Remember last fall when the province came up with an old-growth plan? And they gave First Nations 30 days to decide if they were on board?
The Hu-ay-aht First Nation was the first to respond. They postponed logging old-growth in all but 4% of their territory.
But because they were only given 30 days, they also said their plans could shift a little.
The coastal Indigenous group Na̲nwaḵolas Council is now responding to the same proposal from the government. They took a bit more time to sort things out. Because let’s be honest, 30 days is not enough time.
Dallas Smith is the president of the Na̲nwaḵolas Council. On January 19, he said the deferral “will prioritize some of the rarest and oldest forests.”
The Na̲nwaḵolas Council is made up of the Mamalilikulla, Tlowitsis, Da’naxda’xw Awaetlala, Wei Wai Kum, and K’ómoks First Nations. Their Aweenak’ola, or “the lands we are on,” is home to ancient forests on northern Vancouver Island and parts of the coastal mainland.
A lot of that land is in the region covered by Tree Forest License 39-2, which cuts west across central Vancouver Island from Port McNeil to just north of Campbell River. TheTree Forest License grants Western Forest Products virtually exclusive rights to log in this area.
The new agreement protects all of the ancient and remnant trees in 1,068 hectares identified by the province’s Old Growth Technical Advisory Panel (TAP). That’s on top of another 1,500 hectares the Na̲nwaḵolas Council protects through other agreements signed in 2020.
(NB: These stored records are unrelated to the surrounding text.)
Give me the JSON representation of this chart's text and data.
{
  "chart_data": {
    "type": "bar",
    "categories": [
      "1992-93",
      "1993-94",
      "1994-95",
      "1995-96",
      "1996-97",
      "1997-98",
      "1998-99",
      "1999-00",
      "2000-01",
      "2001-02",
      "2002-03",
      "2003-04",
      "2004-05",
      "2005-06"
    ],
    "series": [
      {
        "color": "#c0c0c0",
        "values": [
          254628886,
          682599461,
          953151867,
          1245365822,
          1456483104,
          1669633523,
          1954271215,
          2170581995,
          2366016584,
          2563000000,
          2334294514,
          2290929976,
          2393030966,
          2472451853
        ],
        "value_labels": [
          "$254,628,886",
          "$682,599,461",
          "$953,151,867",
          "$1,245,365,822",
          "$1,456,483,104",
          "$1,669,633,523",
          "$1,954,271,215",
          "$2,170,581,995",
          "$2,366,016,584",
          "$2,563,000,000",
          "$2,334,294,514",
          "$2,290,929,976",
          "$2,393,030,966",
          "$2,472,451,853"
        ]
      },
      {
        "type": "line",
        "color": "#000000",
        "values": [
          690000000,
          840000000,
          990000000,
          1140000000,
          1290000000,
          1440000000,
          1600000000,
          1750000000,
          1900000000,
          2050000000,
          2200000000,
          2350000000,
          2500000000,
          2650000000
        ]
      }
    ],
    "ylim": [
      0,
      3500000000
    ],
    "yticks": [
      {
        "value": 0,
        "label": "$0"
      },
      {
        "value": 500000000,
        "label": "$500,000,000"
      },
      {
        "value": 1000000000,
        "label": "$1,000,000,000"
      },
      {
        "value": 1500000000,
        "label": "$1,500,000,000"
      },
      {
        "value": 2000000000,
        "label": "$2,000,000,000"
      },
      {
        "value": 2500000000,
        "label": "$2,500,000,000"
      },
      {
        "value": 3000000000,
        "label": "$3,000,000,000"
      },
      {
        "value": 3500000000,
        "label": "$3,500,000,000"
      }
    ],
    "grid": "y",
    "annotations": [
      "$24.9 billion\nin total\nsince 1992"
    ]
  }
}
Smith explained that it’s hard work trying to balance the needs of the forest with the cultural and financial needs of the Council’s nations.
“We have done a lot of work to put us in a position to actively engage Western and others around our important cultural and ecological values while balancing the socioeconomic needs of our communities and the surrounding region.”
So far, about two-thirds of BC’s 204 Indigenous communities have responded to the government’s old-growth proposal.